STRATEGIC MODULATION OF THERMAL TO ELECTRICAL ENERGY RATIO PRODUCED FROM PV/T MODULE

• Main Authors: Anges A. Aminou Moussavou, Atanda K. Raji, Marco Adonis
• Format: Article
• Language: English
• Published: CTU Central Library 2021-04-01
• Series: Acta Polytechnica
• Subjects: cell efficiency; photovoltaic systems; solar photovoltaic-thermal (pv/t) system; modelling and simulation; power production.

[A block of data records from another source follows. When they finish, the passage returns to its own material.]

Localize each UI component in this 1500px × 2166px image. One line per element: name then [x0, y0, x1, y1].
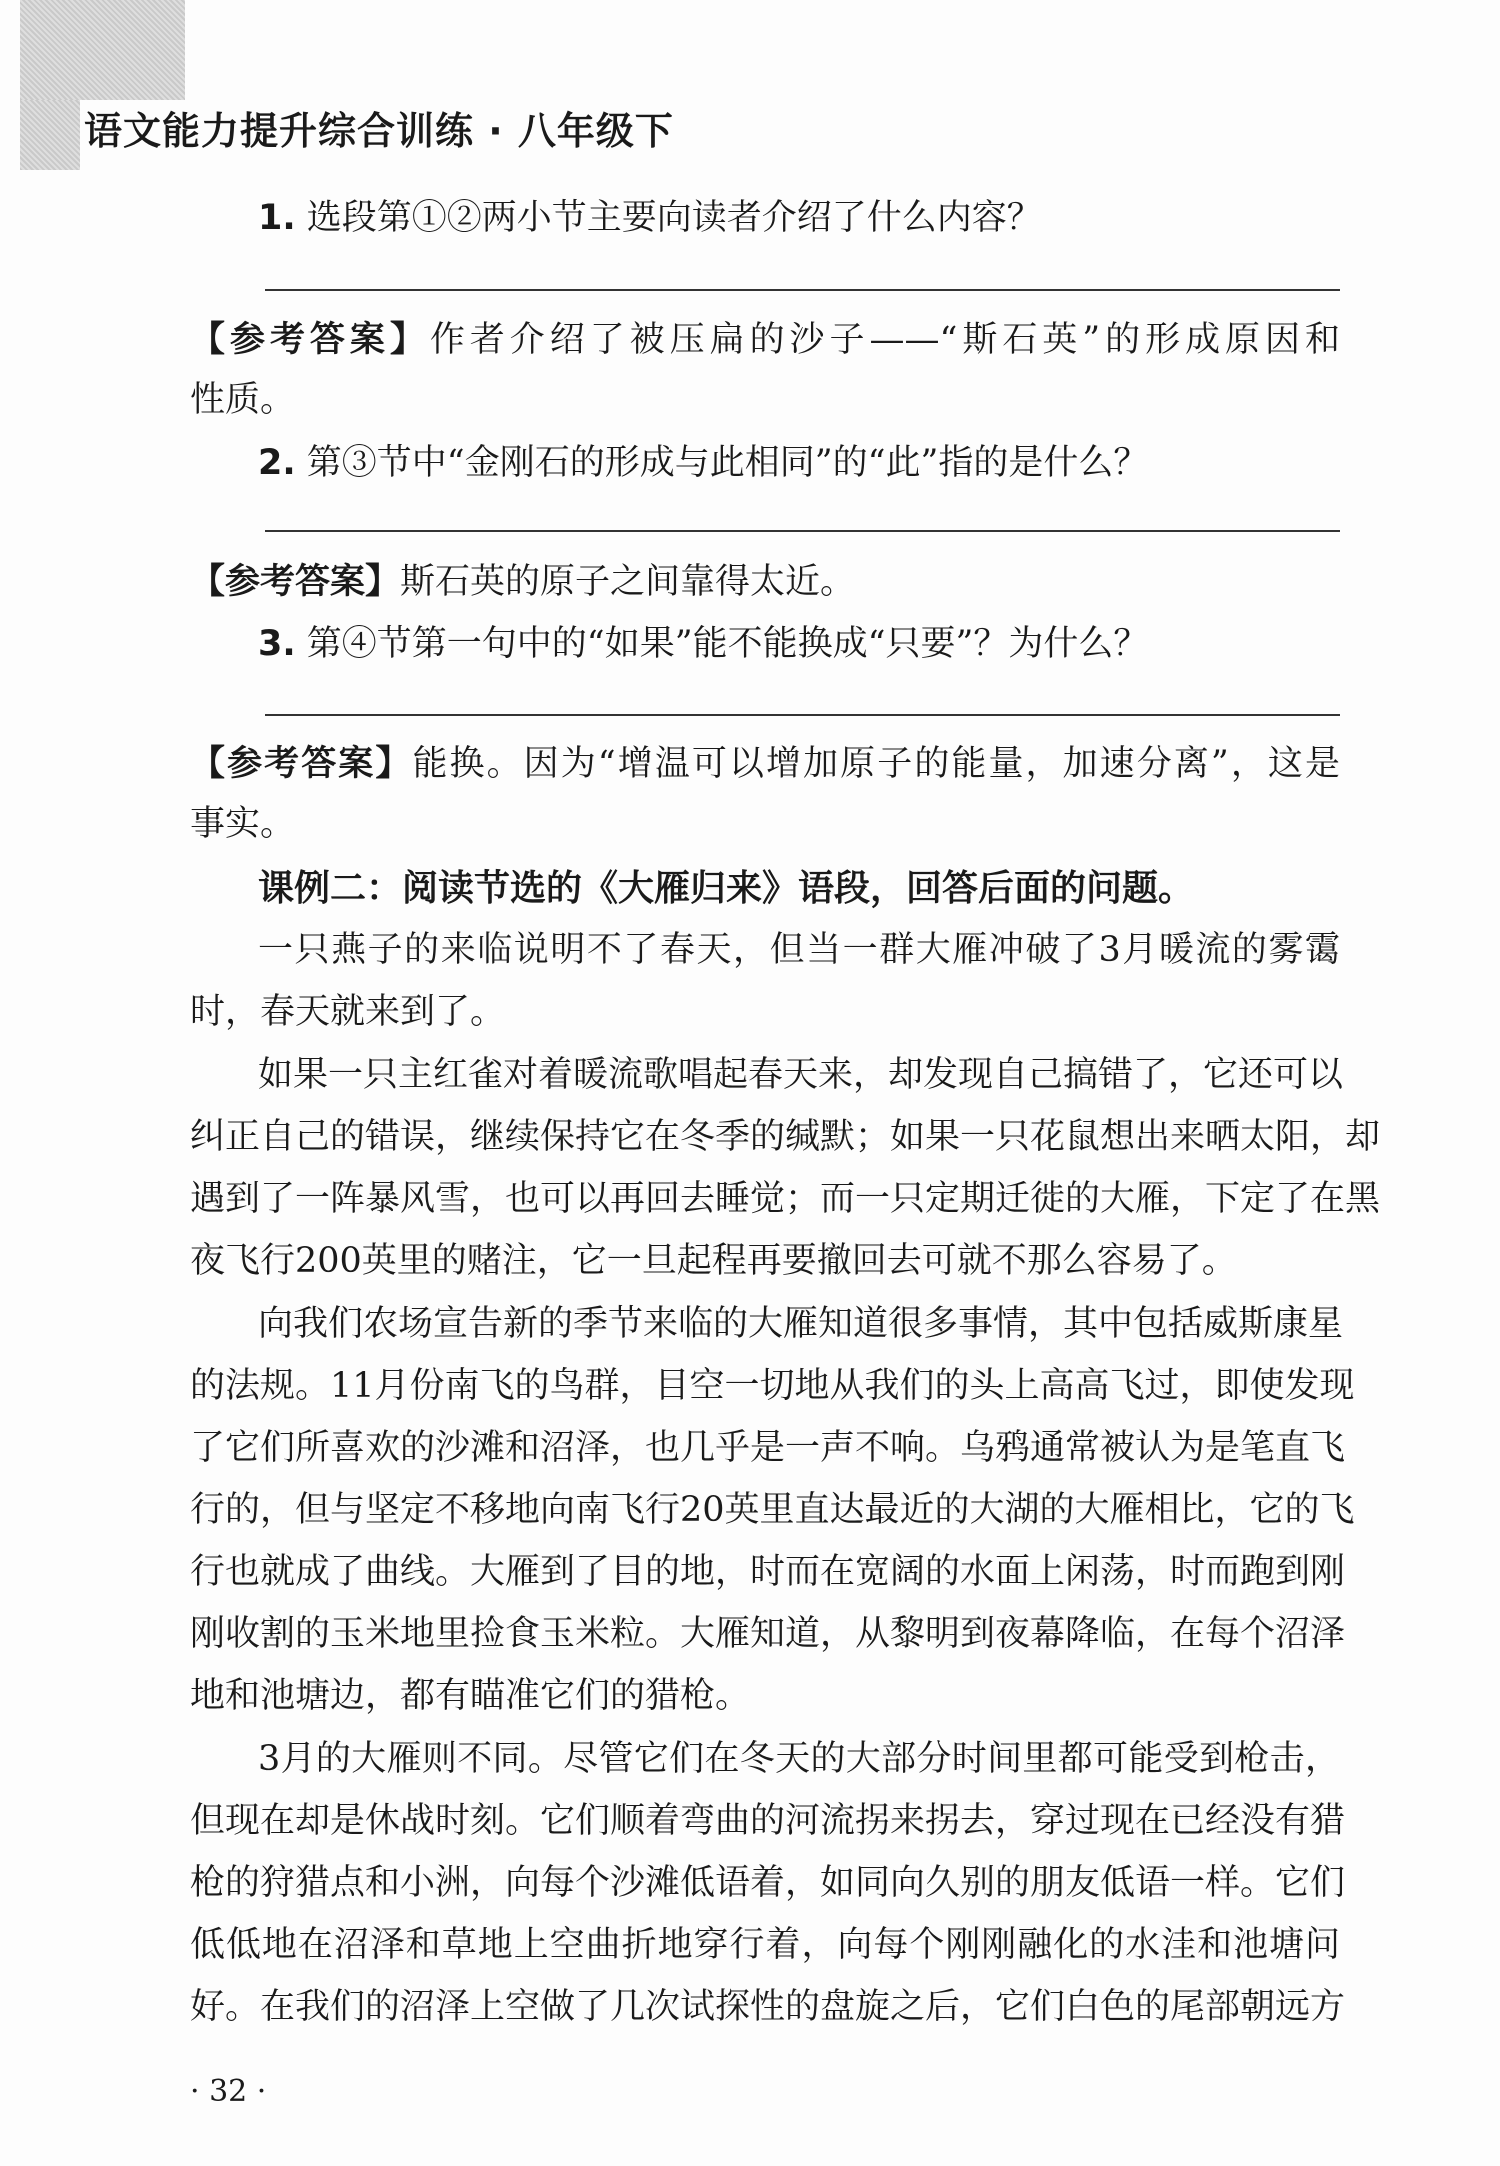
- answer-rule: [265, 714, 1340, 716]
- answer-rule: [265, 530, 1340, 532]
- paragraph-line: 了它们所喜欢的沙滩和沼泽，也几乎是一声不响。乌鸦通常被认为是笔直飞: [190, 1428, 1346, 1468]
- question-number: 2.: [258, 443, 296, 483]
- answer-2: [190, 554, 855, 604]
- page-number: · 32 ·: [190, 2074, 267, 2109]
- question-text: 选段第①②两小节主要向读者介绍了什么内容？: [306, 198, 1042, 238]
- answer-label: 【参考答案】: [190, 320, 430, 360]
- paragraph-line: 纠正自己的错误，继续保持它在冬季的缄默；如果一只花鼠想出来晒太阳，却: [190, 1117, 1381, 1157]
- answer-3-line-1: [190, 736, 1340, 786]
- paragraph-line: 好。在我们的沼泽上空做了几次试探性的盘旋之后，它们白色的尾部朝远方: [190, 1987, 1346, 2027]
- paragraph-line: 地和池塘边，都有瞄准它们的猎枪。: [190, 1676, 751, 1716]
- question-number: 1.: [258, 198, 296, 238]
- paragraph-line: 刚收割的玉米地里捡食玉米粒。大雁知道，从黎明到夜幕降临，在每个沼泽: [190, 1614, 1346, 1654]
- answer-text: 作者介绍了被压扁的沙子——“斯石英”的形成原因和: [429, 320, 1340, 360]
- question-3: [258, 616, 1148, 666]
- paragraph-line: 的法规。11月份南飞的鸟群，目空一切地从我们的头上高高飞过，即使发现: [190, 1366, 1355, 1406]
- answer-text: 斯石英的原子之间靠得太近。: [400, 562, 856, 602]
- answer-3-line-2: 事实。: [190, 804, 296, 844]
- answer-text: 能换。因为“增温可以增加原子的能量，加速分离”，这是: [412, 744, 1340, 784]
- paragraph-line: 夜飞行200英里的赌注，它一旦起程再要撤回去可就不那么容易了。: [190, 1241, 1237, 1281]
- paragraph-line: 如果一只主红雀对着暖流歌唱起春天来，却发现自己搞错了，它还可以: [258, 1055, 1344, 1095]
- question-1: [258, 190, 1042, 240]
- question-text: 第④节第一句中的“如果”能不能换成“只要”？为什么？: [306, 624, 1149, 664]
- paragraph-line: 行的，但与坚定不移地向南飞行20英里直达最近的大湖的大雁相比，它的飞: [190, 1490, 1355, 1530]
- question-text: 第③节中“金刚石的形成与此相同”的“此”指的是什么？: [306, 443, 1149, 483]
- paragraph-line: 时，春天就来到了。: [190, 992, 506, 1032]
- running-header: 语文能力提升综合训练 · 八年级下: [84, 109, 674, 153]
- paragraph-line: 行也就成了曲线。大雁到了目的地，时而在宽阔的水面上闲荡，时而跑到刚: [190, 1552, 1346, 1592]
- answer-label: 【参考答案】: [190, 562, 401, 602]
- answer-1-line-1: [190, 312, 1340, 362]
- corner-decoration: [20, 0, 185, 100]
- paragraph-line: 遇到了一阵暴风雪，也可以再回去睡觉；而一只定期迁徙的大雁，下定了在黑: [190, 1179, 1381, 1219]
- answer-rule: [265, 289, 1340, 291]
- paragraph-line: 但现在却是休战时刻。它们顺着弯曲的河流拐来拐去，穿过现在已经没有猎: [190, 1801, 1346, 1841]
- paragraph-line: 低低地在沼泽和草地上空曲折地穿行着，向每个刚刚融化的水洼和池塘问: [190, 1925, 1340, 1965]
- answer-label: 【参考答案】: [190, 744, 413, 784]
- paragraph-line: 一只燕子的来临说明不了春天，但当一群大雁冲破了3月暖流的雾霭: [258, 930, 1340, 970]
- corner-decoration-lower: [20, 100, 80, 170]
- question-2: [258, 435, 1148, 485]
- question-number: 3.: [258, 624, 296, 664]
- paragraph-line: 向我们农场宣告新的季节来临的大雁知道很多事情，其中包括威斯康星: [258, 1304, 1344, 1344]
- answer-1-line-2: 性质。: [190, 380, 296, 420]
- section-title: 课例二：阅读节选的《大雁归来》语段，回答后面的问题。: [258, 868, 1195, 909]
- paragraph-line: 枪的狩猎点和小洲，向每个沙滩低语着，如同向久别的朋友低语一样。它们: [190, 1863, 1346, 1903]
- paragraph-line: 3月的大雁则不同。尽管它们在冬天的大部分时间里都可能受到枪击，: [258, 1739, 1340, 1779]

• Online Access: https://ojs.cvut.cz/ojs/index.php/ap/article/view/6888

Several strategies have been developed to enhance the performance of a solar photovoltaicthermal (PV/T) system in buildings. However, these systems are limited by the cost, complex structure and power consumed by the pump. This paper proposes an optimisation method conversion strategy that modulates the ratio of thermal to electrical energy from the photovoltaic (PV) cell, to increase the PV/T system’s performance. The design and modelling of a PV cell was developed in MATLAB/Simulink to validate the heat transfer occurring in the PV cell model, which converts the radiation (solar) into heat and electricity. A linear regression equation curve was used to define the ratio of thermal to electrical energy technique, and the behavioural patterns of various types of power (thermal and electrical) as a function of extrinsic cell resistance (Rse). The simulation results show an effective balance of the thermal and electrical power when adjusting the Rse. The strategy to modulate the ratio of thermal to electrical energy from the PV cell may optimise the PV/T system’s performance. A change of Rse might be an effective method of controlling the amount of thermal and electrical energy from the PV cell to support the PV/T system temporally, based on the energy need. The optimisation technique of the PV/T system using the PV cell is particularly useful for households since they require electricity, heating, and cooling. Applying this technique demonstrates the ability of the PV/T system to balance the energy ( thermal and electrical) produced based on the weather conditions and the user’s energy demands.